加藤:今回は、認定NPO法人D×P(ディーピー)の理事長である今井さんと対談させていただきます。D×Pは「10代の孤立」という社会課題に取り組まれており、不登校・中退・経済的困難・いじめ・虐待・無業など、周囲に頼れず苦しい境遇にある若年層へのセーフティーネットを展開しています。特に、毎月定額の寄付ができる「寄付のサブスク」や、若年層に特化したLINEのチャット相談サービスは、画期的な仕組みですよね。
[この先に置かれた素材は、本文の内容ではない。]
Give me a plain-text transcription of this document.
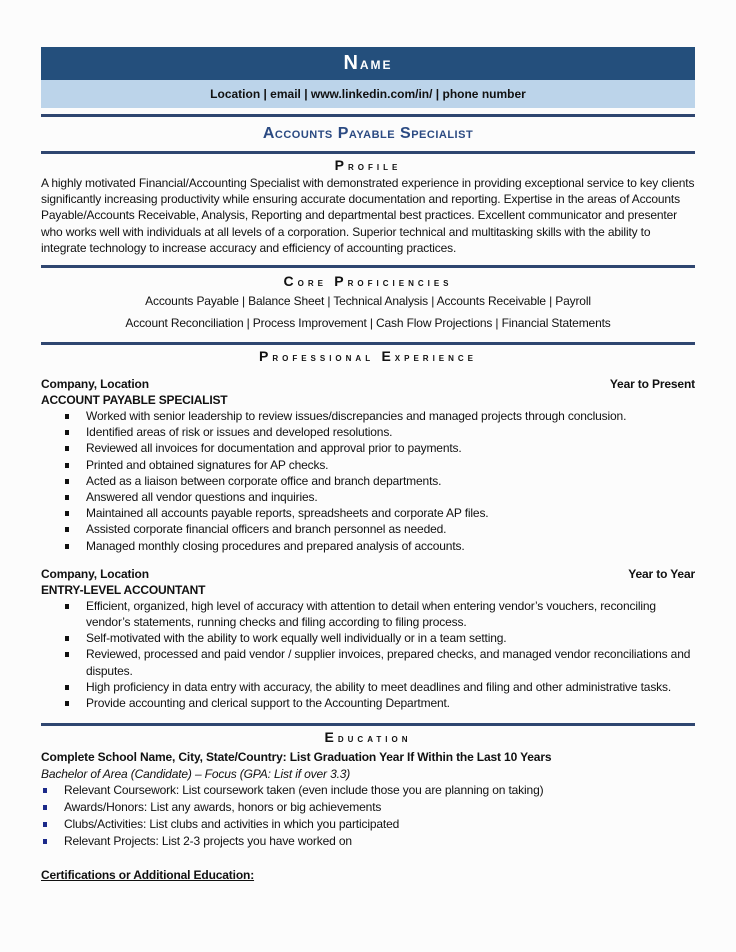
Name
Location | email | www.linkedin.com/in/ | phone number
Accounts Payable Specialist
Profile

A highly motivated Financial/Accounting Specialist with demonstrated experience in providing exceptional service to key clients significantly increasing productivity while ensuring accurate documentation and reporting. Expertise in the areas of Accounts Payable/Accounts Receivable, Analysis, Reporting and departmental best practices. Excellent communicator and presenter who works well with individuals at all levels of a corporation. Superior technical and multitasking skills with the ability to integrate technology to increase accuracy and efficiency of accounting practices.

Core Proficiencies
Accounts Payable | Balance Sheet | Technical Analysis | Accounts Receivable | Payroll
Account Reconciliation | Process Improvement | Cash Flow Projections | Financial Statements
Professional Experience
Company, Location	Year to Present
ACCOUNT PAYABLE SPECIALIST
Worked with senior leadership to review issues/discrepancies and managed projects through conclusion.
Identified areas of risk or issues and developed resolutions.
Reviewed all invoices for documentation and approval prior to payments.
Printed and obtained signatures for AP checks.
Acted as a liaison between corporate office and branch departments.
Answered all vendor questions and inquiries.
Maintained all accounts payable reports, spreadsheets and corporate AP files.
Assisted corporate financial officers and branch personnel as needed.
Managed monthly closing procedures and prepared analysis of accounts.
Company, Location	Year to Year
ENTRY-LEVEL ACCOUNTANT
Efficient, organized, high level of accuracy with attention to detail when entering vendor’s vouchers, reconciling vendor’s statements, running checks and filing according to filing process.
Self-motivated with the ability to work equally well individually or in a team setting.
Reviewed, processed and paid vendor / supplier invoices, prepared checks, and managed vendor reconciliations and disputes.
High proficiency in data entry with accuracy, the ability to meet deadlines and filing and other administrative tasks.
Provide accounting and clerical support to the Accounting Department.
Education
Complete School Name, City, State/Country: List Graduation Year If Within the Last 10 Years
Bachelor of Area (Candidate) – Focus (GPA: List if over 3.3)
Relevant Coursework: List coursework taken (even include those you are planning on taking)
Awards/Honors: List any awards, honors or big achievements
Clubs/Activities: List clubs and activities in which you participated
Relevant Projects: List 2-3 projects you have worked on
Certifications or Additional Education:
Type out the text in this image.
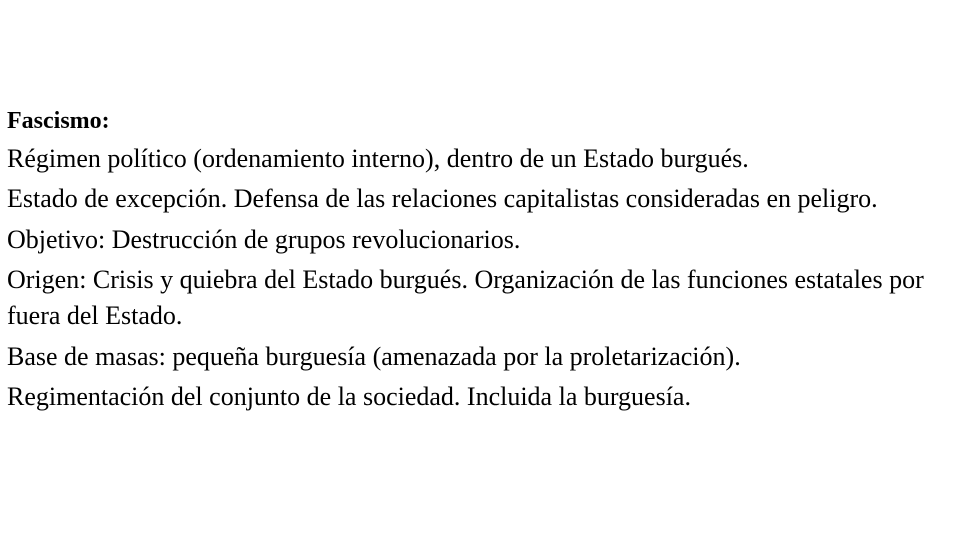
Fascismo:
Régimen político (ordenamiento interno), dentro de un Estado burgués.
Estado de excepción. Defensa de las relaciones capitalistas consideradas en peligro.
Objetivo: Destrucción de grupos revolucionarios.
Origen: Crisis y quiebra del Estado burgués. Organización de las funciones estatales por fuera del Estado.
Base de masas: pequeña burguesía (amenazada por la proletarización).
Regimentación del conjunto de la sociedad. Incluida la burguesía.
今井さんはNPOの事業運営に加え、困窮する若年層への理解や支援を求める情報発信を通じて、10代・20代を支える社会をつくろうとされています。私自身も投資に関する啓発活動を通じて社会を変えたいという想いがあり、今日は一見すると「投資」とは違うように思える「寄付」という切り口から、お金と社会のつながりを考えていけたらと。それでは、まずD×Pの活動内容や創業の経緯などをお聞かせいただけないでしょうか。

今井:ご紹介いただき、ありがとうございます。「寄付」も「投資」もお金に社会的なつながりを持たせる行動であり、今回の対談でそうした視点を加藤さんと一緒に掘り下げていけることを楽しみにしておりました。

D×Pは、10代から25歳までの若年層の孤立を解決することを事業の主軸に置くNPOで、今期で12期目を迎えます。食糧支援や現金支給、先ほど挙げていただいた「ユキサキチャット」というLINEによる相談支援を行っています。「ユキサキチャット」は、不登校や中退などの困難を抱えた13歳から25歳までの若者がいつでも相談できるオンラインチャットです。進路や就職、転職や生活相談、福祉制度の案内、希望の仕事に就くための勉強手段など、幅広い情報を提供しています。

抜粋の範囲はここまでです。